Dal 23 marzo la vicenda di Aung San Suu Kyi vista da Luc Besson

Un atto d’amore, verso una donna che ha sacrificato tutto per la lotta alla libertà del suo paese, la Birmania. Così il regista Luc Besson e gli attori definiscono The Lady, il film che ha aperto lo scorso Festival del Film di Roma e arriverà il 23 marzo in 150 sale distribuito da Good Fils. La pellicola racconta la straordinaria avventura umana e politica di Aung San Suu Kyi, la pacifista birmana impegnata da decenni contro la dittatura nel suo paese e per la difesa dei diritti umani.

Agli arresti domiciliari quasi ininterrottamente dal 1989 al 2007, separata a forza dal marito e dai figli residenti in Inghilterra, Premio Nobel per la Pace nel 1991. «Spero che attraverso questo film la voce di Aung San Suu Kyi possa fare il giro del mondo ed essere meglio conosciuta e condivisa dal grande pubblico», spiega Besson, tornato a Roma per l’uscita del film.

Più che l’aspetto politico il regista ha voluto mettere in luce la dimensione umana di questa donna che ha sacrificato i suoi affetti più cari alla lotta per liberare il suo paese. Malgrado non sia riuscito mai a incontrarla, per rispettare al massimo la realtà il regista ha girato molte scene nella vera casa dove lei viveva con marito e figli a Oxford. «La cosa più difficile è stata raccontare la permanente incertezza in cui viveva, senza andare sopra le righe».

Besson è riuscito a incontrarla solo a film finito. «Lei non ha ancora visto il film, mi ha detto che lo farà quando si sentirà abbastanza forte, l’impatto emotivo è molto forte». Infatti è un toccante ritratto umano, vedendo il quale non si può non partecipare con viva emozione al profondo e doloroso tormento che ha accompagnato questa granitica, piccola donna, in questi decenni di lotta, all’insegna della non violenza.

«Quando Michelle Yeoh, protagonista del film, mi ha portato la sceneggiatura, l’ho letta e ho pianto – racconta il regista -. La storia di questa piccola donna che senza armi tiene testa a migliaia di militari è un simbolo di libertà che mi affascina e mi commuove sempre. Va bene parlare di lei così forte per far mollare il freno a chi ancora governa laggiù. La via della democrazia è segnata dal sangue, basta vedere la primavera araba».

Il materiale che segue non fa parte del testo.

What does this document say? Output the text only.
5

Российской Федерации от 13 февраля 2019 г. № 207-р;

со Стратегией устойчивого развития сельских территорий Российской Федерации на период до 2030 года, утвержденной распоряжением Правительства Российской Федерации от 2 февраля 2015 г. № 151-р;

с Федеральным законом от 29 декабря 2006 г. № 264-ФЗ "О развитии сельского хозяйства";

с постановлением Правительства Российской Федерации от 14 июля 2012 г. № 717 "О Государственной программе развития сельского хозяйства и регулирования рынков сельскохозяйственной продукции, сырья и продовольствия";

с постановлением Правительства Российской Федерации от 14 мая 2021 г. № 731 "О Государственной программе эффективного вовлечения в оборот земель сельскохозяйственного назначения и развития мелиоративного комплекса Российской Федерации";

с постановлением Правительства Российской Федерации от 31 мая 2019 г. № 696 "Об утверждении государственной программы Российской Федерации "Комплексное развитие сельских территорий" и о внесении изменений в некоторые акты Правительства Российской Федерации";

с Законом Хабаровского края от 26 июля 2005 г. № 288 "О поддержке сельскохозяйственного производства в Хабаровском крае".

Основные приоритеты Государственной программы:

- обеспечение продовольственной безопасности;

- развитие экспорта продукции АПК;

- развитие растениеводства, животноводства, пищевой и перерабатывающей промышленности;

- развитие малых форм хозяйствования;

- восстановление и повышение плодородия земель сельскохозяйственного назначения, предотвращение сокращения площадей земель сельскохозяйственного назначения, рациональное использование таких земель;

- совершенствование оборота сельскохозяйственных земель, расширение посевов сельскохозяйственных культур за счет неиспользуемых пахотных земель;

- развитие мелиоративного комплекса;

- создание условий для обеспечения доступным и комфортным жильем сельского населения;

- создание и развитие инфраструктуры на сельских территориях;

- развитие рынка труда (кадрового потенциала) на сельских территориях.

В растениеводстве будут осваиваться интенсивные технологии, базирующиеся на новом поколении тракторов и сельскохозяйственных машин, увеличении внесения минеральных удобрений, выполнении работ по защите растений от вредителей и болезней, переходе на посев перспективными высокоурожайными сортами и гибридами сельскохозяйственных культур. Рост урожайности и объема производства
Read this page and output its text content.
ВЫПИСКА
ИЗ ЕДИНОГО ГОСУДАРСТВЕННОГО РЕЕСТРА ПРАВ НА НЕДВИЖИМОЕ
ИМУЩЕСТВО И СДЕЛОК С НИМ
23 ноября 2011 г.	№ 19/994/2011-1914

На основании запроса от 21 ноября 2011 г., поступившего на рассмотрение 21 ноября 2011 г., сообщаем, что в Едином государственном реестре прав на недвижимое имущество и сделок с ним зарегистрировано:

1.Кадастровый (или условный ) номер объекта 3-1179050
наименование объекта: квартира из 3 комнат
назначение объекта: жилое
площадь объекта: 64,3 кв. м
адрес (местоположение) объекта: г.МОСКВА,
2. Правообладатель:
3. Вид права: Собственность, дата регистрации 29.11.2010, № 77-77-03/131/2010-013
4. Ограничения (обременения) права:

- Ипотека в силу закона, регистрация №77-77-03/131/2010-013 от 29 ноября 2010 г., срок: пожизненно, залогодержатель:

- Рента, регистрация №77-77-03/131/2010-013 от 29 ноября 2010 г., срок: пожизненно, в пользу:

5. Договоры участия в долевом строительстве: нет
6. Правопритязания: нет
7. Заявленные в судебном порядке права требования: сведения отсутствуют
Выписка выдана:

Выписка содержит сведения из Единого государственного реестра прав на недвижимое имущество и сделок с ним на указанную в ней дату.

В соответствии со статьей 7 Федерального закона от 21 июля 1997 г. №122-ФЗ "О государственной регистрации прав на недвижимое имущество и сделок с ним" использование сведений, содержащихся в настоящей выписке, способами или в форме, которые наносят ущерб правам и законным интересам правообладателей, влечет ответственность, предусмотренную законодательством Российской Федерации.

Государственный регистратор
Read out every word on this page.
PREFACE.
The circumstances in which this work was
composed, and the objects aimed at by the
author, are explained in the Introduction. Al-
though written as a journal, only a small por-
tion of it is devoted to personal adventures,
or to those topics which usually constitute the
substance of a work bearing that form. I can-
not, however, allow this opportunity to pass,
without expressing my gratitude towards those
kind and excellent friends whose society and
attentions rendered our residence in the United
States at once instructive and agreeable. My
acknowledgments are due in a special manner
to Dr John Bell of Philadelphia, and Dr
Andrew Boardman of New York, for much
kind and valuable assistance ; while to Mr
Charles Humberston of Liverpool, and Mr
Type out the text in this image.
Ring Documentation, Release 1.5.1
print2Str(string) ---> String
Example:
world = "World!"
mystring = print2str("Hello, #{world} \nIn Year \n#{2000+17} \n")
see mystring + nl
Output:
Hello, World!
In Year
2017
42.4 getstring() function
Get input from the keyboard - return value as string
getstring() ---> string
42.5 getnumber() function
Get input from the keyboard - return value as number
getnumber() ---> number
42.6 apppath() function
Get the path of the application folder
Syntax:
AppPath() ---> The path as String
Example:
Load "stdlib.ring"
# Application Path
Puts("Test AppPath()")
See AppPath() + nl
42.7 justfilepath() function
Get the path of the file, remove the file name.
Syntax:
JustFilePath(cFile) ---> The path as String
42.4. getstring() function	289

«Lei per trent’anni l’ha portata avanti con la non violenza, una strada più lunga. Ma speriamo che alla fine ce la faccia a governare il suo paese, quando sarà diventato finalmente democratico. Sicuramente le elezioni del 1 aprile per il rinnovo del parlamento in Birmania saranno le più aperte e pubbliche finora in quel paese, anche se non si può dire che saranno totalmente libere», commenta Besson.

«Il governo si è spinto troppo avanti per poter far marcia indietro, è con le spalle al muro. Credo che Aung San Suu Kyi sara’ eletta e spero che fra un paio d’anni diventI il presidente della Birmania, agirebbe per il bene del suo popolo, è la sola capace di riunire le 120 etnie, molte delle quali in lotto col potere. Il suo messaggio di pace potrebbe portare democrazia».

Ma forse resterà un’utopia, visto che alle ultime elezioni la metà dei seggi erano riservati ai militari e il 95% dei candidati della metà restante erano al 50% ex militari. Molti dei quali arricchitisi trafficando con petrolio, droghe, armi, pietre preziose e che, in barba all’estrema povertà dei civili, sfoggiano fiammanti Ferrari e Rolls. Ma per lo stato pietoso delle strade, le possono far circolare soltanto all’interno dei cortili delle loro sontuose case.